HARARE, November 20 (The Source) – Innscor Africa says it has adopted an aggressive pricing regime to grow its volumes and protect its revenue base in the face of increased competition and falling disposable incomes.
Chief executive Antonio Fourie told shareholders at the group’s annual general meeting that Zimbabwe’s worsening economy had eroded consumer spending and the group responded by lowering prices to remain competitive.
Revenue in the quarter to September was five percent down on the same period last year but Fourie said volumes in most of the group’s units were up, with the exception of some retail businesses. Innscor’s retail cluster consists of Spar (Zimbabwe and Zambia), TV Sales and Hire as well as automotive parts distributor, Transerve, which the group acquired in July.
“Dropping prices and surrendering margins if necessary are critical to keeping our volumes up. The revenue decline comes as a result of the decline in average selling prices and these (price declines) have been quite significant, varying from about 27 percent to about 10 percent,” said Fourie.
“There is not a single business in our environment that can keep prices up. So we had to bring our pricing down to maintain our volumes and to try and minimise the effect of the environment on our revenue.”
The price reduction notwithstanding, Fourie said the group had been able to buy better, with margins up 150 basis points in the quarter at 36 percent this year compared to last year.
“Getting the costs down in this environment is of vital importance. I think the days of enjoying fat and lazy systems are long gone and we are working very hard to cut our costs,” Fourie added.
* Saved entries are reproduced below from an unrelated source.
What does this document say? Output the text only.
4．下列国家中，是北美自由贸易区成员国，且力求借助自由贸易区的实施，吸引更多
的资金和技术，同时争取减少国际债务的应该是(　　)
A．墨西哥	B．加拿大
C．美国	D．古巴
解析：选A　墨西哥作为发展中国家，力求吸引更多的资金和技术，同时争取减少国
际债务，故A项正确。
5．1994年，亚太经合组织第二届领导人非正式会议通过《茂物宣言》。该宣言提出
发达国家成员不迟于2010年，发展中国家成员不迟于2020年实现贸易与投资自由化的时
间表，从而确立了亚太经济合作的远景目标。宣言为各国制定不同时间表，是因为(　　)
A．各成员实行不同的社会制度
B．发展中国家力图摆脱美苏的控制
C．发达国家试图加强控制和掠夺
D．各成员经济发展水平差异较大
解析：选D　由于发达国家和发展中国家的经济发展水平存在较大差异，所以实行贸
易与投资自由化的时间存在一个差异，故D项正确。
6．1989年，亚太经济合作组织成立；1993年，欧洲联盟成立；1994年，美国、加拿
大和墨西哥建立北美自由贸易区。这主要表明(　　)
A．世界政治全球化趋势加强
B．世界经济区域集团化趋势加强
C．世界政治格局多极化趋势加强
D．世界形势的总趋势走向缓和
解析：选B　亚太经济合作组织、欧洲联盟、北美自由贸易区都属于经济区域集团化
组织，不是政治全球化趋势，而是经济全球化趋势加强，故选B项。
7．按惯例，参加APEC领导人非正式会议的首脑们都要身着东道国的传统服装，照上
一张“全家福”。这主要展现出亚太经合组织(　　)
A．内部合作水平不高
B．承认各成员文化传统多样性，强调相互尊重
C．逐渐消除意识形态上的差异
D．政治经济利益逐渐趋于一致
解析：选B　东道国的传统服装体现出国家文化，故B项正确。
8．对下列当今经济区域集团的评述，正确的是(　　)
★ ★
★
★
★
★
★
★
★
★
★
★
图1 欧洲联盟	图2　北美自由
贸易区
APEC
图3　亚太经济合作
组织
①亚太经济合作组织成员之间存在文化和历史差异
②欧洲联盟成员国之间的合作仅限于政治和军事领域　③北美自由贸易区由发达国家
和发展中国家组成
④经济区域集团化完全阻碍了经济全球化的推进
The group had maintained operational expenditure (opex) at levels similar to last year.
“We are consistently trying to take a lot of costs out of the business and we have set ourselves targets this year to ensure that we lower costs notwithstanding all other increases such as salaries and other things,” said Fourie.
Earnings Before Interest, Taxes, Depreciation and Amortization (Ebitda) for the quarter was at four percent from five percent previously. Gearing is at around 20 percent from 12 percent at year-end in June as the company looks to ‘invest extensively.’
Most of the opex was in the acquisition of Transerve and investments by National Foods and Irvines to acquire raw materials, particularly maize supply.
Some businesses had guaranteed supplies up to February next year and others up to June. Fourie said the investments were ‘money well-spent.’
On a sector basis, volumes in the logistics and transport unit was up six percent on the back of winning new clients. Retail cluster was down nine percent after the closure of some loss-making outlets while light manufacturing was down two percent.